Britain fears huge loss in Libya

The British Prime Minister should be more concerned when he makes a ‘far more aggressive’ call for military intervention in Libya than any other Western leader.
According to what British officials say privately, there is a more pragmatic concern, based on which David Cameron would be forced to intervene in the crisis-stricken North African country to save UK’s vast oil investments in Libya.
The London-based oil company British Petroleum (BP) has developed a huge stake in Libya’s vast national resources after the Libyan despotic ruler Muammar Qaddafi dismantled his feared nuclear weapons program on December 19, 2003 and opened up his country’s lucrative market to western companies.

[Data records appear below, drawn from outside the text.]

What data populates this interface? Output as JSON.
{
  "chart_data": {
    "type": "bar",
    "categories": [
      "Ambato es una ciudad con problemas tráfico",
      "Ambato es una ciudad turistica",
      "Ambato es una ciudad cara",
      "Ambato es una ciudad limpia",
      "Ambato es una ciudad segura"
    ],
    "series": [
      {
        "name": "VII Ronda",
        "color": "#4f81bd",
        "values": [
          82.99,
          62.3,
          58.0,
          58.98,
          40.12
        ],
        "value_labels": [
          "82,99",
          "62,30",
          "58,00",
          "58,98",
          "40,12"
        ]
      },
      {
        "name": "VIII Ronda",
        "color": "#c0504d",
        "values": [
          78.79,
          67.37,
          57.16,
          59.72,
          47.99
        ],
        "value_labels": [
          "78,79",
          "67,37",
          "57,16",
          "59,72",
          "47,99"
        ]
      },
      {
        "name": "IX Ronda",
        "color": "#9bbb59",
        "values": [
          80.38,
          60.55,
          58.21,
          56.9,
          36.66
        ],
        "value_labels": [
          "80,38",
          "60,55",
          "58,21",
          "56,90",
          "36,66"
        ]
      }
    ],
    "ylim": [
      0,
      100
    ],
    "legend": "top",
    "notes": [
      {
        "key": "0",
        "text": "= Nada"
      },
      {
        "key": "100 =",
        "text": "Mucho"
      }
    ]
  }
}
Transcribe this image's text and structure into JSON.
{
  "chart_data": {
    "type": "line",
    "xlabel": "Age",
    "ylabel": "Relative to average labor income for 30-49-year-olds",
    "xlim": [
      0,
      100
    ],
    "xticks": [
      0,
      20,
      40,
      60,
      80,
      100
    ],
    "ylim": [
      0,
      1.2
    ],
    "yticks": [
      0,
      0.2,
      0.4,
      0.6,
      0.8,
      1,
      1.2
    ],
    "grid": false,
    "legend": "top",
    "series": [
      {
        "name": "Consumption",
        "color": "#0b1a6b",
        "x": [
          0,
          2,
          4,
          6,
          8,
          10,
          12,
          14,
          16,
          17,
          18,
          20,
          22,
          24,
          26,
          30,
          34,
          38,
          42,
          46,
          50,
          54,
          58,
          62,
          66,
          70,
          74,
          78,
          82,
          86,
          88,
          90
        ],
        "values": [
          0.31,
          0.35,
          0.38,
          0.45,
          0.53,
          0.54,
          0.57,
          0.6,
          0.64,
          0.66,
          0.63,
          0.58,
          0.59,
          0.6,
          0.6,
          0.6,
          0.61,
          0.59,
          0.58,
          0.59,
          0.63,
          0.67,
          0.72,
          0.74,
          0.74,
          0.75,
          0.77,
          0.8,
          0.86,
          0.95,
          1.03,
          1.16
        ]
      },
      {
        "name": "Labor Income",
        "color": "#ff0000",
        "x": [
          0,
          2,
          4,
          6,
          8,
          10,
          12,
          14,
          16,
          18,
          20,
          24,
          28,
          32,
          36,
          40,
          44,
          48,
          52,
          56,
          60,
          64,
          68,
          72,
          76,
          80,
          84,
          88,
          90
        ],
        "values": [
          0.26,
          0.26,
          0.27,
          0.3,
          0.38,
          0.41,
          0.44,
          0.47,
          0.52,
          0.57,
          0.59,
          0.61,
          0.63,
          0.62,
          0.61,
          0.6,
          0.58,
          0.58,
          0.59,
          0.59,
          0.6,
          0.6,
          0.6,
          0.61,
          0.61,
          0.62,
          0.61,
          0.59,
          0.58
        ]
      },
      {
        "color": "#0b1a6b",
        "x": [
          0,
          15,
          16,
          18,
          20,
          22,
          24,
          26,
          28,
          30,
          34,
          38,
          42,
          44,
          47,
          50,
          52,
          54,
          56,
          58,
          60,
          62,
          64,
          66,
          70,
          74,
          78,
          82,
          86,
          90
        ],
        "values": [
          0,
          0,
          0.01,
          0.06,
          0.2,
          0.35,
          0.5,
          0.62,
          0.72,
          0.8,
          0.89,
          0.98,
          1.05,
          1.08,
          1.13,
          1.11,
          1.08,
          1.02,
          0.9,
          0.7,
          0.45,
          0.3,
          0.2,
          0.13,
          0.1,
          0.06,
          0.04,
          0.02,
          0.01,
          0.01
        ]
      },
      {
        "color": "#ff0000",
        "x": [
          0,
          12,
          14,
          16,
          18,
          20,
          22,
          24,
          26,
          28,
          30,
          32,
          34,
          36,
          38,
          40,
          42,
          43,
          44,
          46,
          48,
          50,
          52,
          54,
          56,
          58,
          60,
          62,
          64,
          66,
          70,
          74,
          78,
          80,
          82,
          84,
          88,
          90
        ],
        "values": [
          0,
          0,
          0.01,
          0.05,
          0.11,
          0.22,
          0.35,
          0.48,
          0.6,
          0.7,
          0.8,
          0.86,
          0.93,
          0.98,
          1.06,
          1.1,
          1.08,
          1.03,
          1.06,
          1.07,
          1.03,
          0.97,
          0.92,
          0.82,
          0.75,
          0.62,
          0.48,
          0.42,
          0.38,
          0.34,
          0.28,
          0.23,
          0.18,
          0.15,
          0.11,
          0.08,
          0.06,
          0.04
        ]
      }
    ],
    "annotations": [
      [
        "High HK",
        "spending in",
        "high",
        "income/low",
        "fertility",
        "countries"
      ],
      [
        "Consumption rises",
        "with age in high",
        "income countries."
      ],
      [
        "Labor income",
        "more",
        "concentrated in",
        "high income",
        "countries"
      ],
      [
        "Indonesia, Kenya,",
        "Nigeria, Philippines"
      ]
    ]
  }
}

Thus, the British Prime Minister is worried that a large and sudden loss of BP revenues in Libya could damage his government’s tax base badly at a moment when Britain is struggling to recover from a deep recession.

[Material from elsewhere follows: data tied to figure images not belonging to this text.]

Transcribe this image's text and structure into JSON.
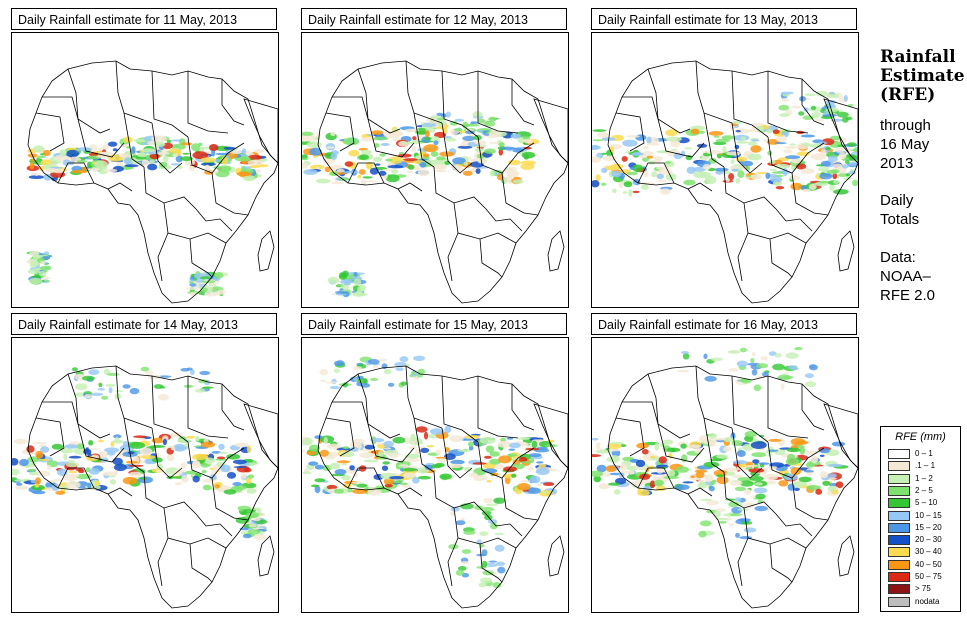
{
  "panels": [
    {
      "title": "Daily Rainfall estimate for  11 May, 2013"
    },
    {
      "title": "Daily Rainfall estimate for  12 May, 2013"
    },
    {
      "title": "Daily Rainfall estimate for  13 May, 2013"
    },
    {
      "title": "Daily Rainfall estimate for  14 May, 2013"
    },
    {
      "title": "Daily Rainfall estimate for  15 May, 2013"
    },
    {
      "title": "Daily Rainfall estimate for  16 May, 2013"
    }
  ],
  "side": {
    "title_line1": "Rainfall",
    "title_line2": "Estimate",
    "title_line3": "(RFE)",
    "through_label": "through",
    "date_line1": "16 May",
    "date_line2": "2013",
    "totals_line1": "Daily",
    "totals_line2": "Totals",
    "data_line1": "Data:",
    "data_line2": "NOAA–",
    "data_line3": "RFE 2.0"
  },
  "legend": {
    "title": "RFE (mm)",
    "items": [
      {
        "label": "0 – 1",
        "color": "#ffffff"
      },
      {
        "label": ".1 – 1",
        "color": "#f5e9d6"
      },
      {
        "label": "1 – 2",
        "color": "#c6f0b4"
      },
      {
        "label": "2 – 5",
        "color": "#7de36e"
      },
      {
        "label": "5 – 10",
        "color": "#33c833"
      },
      {
        "label": "10 – 15",
        "color": "#96c8f5"
      },
      {
        "label": "15 – 20",
        "color": "#4b96e6"
      },
      {
        "label": "20 – 30",
        "color": "#1450c8"
      },
      {
        "label": "30 – 40",
        "color": "#fadc50"
      },
      {
        "label": "40 – 50",
        "color": "#fa9614"
      },
      {
        "label": "50 – 75",
        "color": "#dc2814"
      },
      {
        "label": "> 75",
        "color": "#8c1414"
      },
      {
        "label": "nodata",
        "color": "#bebebe"
      }
    ]
  }
}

For the same reason, Cameron and his close associates had dispatched to Libya last week a special team to engage in talks with revolutionary forces, possibly to sell them weapons.

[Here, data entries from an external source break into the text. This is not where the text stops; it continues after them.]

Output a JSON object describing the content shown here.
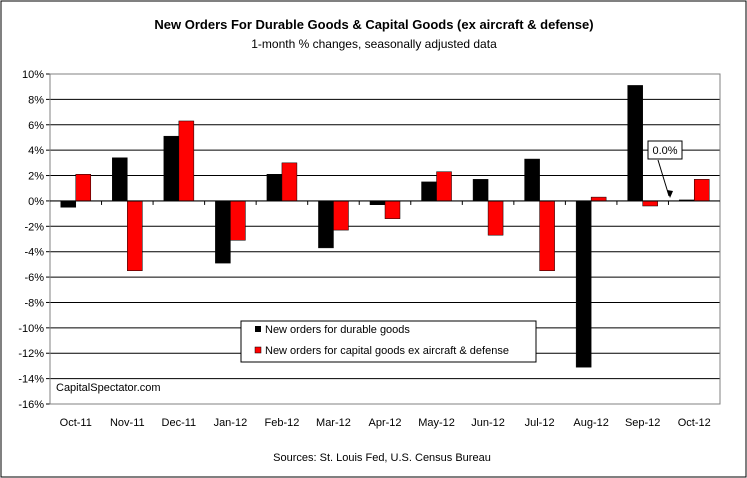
{
  "chart_data": {
    "type": "bar",
    "title": "New Orders For Durable Goods & Capital Goods (ex aircraft & defense)",
    "subtitle": "1-month % changes, seasonally adjusted data",
    "categories": [
      "Oct-11",
      "Nov-11",
      "Dec-11",
      "Jan-12",
      "Feb-12",
      "Mar-12",
      "Apr-12",
      "May-12",
      "Jun-12",
      "Jul-12",
      "Aug-12",
      "Sep-12",
      "Oct-12"
    ],
    "ylim": [
      -16,
      10
    ],
    "yticks": [
      10,
      8,
      6,
      4,
      2,
      0,
      -2,
      -4,
      -6,
      -8,
      -10,
      -12,
      -14,
      -16
    ],
    "ytick_labels": [
      "10%",
      "8%",
      "6%",
      "4%",
      "2%",
      "0%",
      "-2%",
      "-4%",
      "-6%",
      "-8%",
      "-10%",
      "-12%",
      "-14%",
      "-16%"
    ],
    "grid": true,
    "legend_position": "bottom-center",
    "series": [
      {
        "name": "New orders for durable goods",
        "color": "#000000",
        "values": [
          -0.5,
          3.4,
          5.1,
          -4.9,
          2.1,
          -3.7,
          -0.3,
          1.5,
          1.7,
          3.3,
          -13.1,
          9.1,
          0.0
        ]
      },
      {
        "name": "New orders for capital goods ex aircraft & defense",
        "color": "#ff0000",
        "values": [
          2.1,
          -5.5,
          6.3,
          -3.1,
          3.0,
          -2.3,
          -1.4,
          2.3,
          -2.7,
          -5.5,
          0.3,
          -0.4,
          1.7
        ]
      }
    ],
    "annotation": {
      "text": "0.0%",
      "category_index": 12,
      "series_index": 0
    }
  },
  "watermark": "CapitalSpectator.com",
  "source": "Sources: St. Louis Fed, U.S. Census Bureau"
}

The Prime Minister and his aides were cut red-handed and ashamed when they found themselves embroiled in the scandal over the botched top-secret spy mission, which included the UK’s foreign intelligence agency MI6.
Libyan revolutionary forces captured and then released an eight-member group of British SAS (Special Forces) and a MI6 spy after they landed near the city of Benghazi by a helicopter without having received a landing permission or even an entry authorization from Libyan authorities.
The revelation sparked angry reaction from the opposition Labour Party members who accused Cameron of trying to launch a military intervention without a UN authorization.
At the House of Commons, MP John Baron urged the government to learn not to lecture countries about democracy, when Britain has supplied weapons to dictators.
The comments came during a debate at the Commons on the situation in Libya, where Baron, Basildon and Billericay MP, pressed William Hague, the Foreign Secretary, to rethink Britain’s approach.
“Apart from the irony of sending a warship named after a pork sausage to rescue Brits from a Muslim country, surely the lesson from this episode is that we should stop meddling and be very careful before we lecture countries about democracy, when we have been supplying their autocratic leaders with crowd control weapons”, Baron said.
But, government officials appeared defiant, when Liam Fox, speaking ahead of a meeting of NATO defense ministers in Brussels, suggested that there could be an ‘alternatives’ to a pre-emptive strike.
Britain’s defense secretary said a pre-emptive strike against the Libyan air force would not necessarily be required to impose a no-fly zone.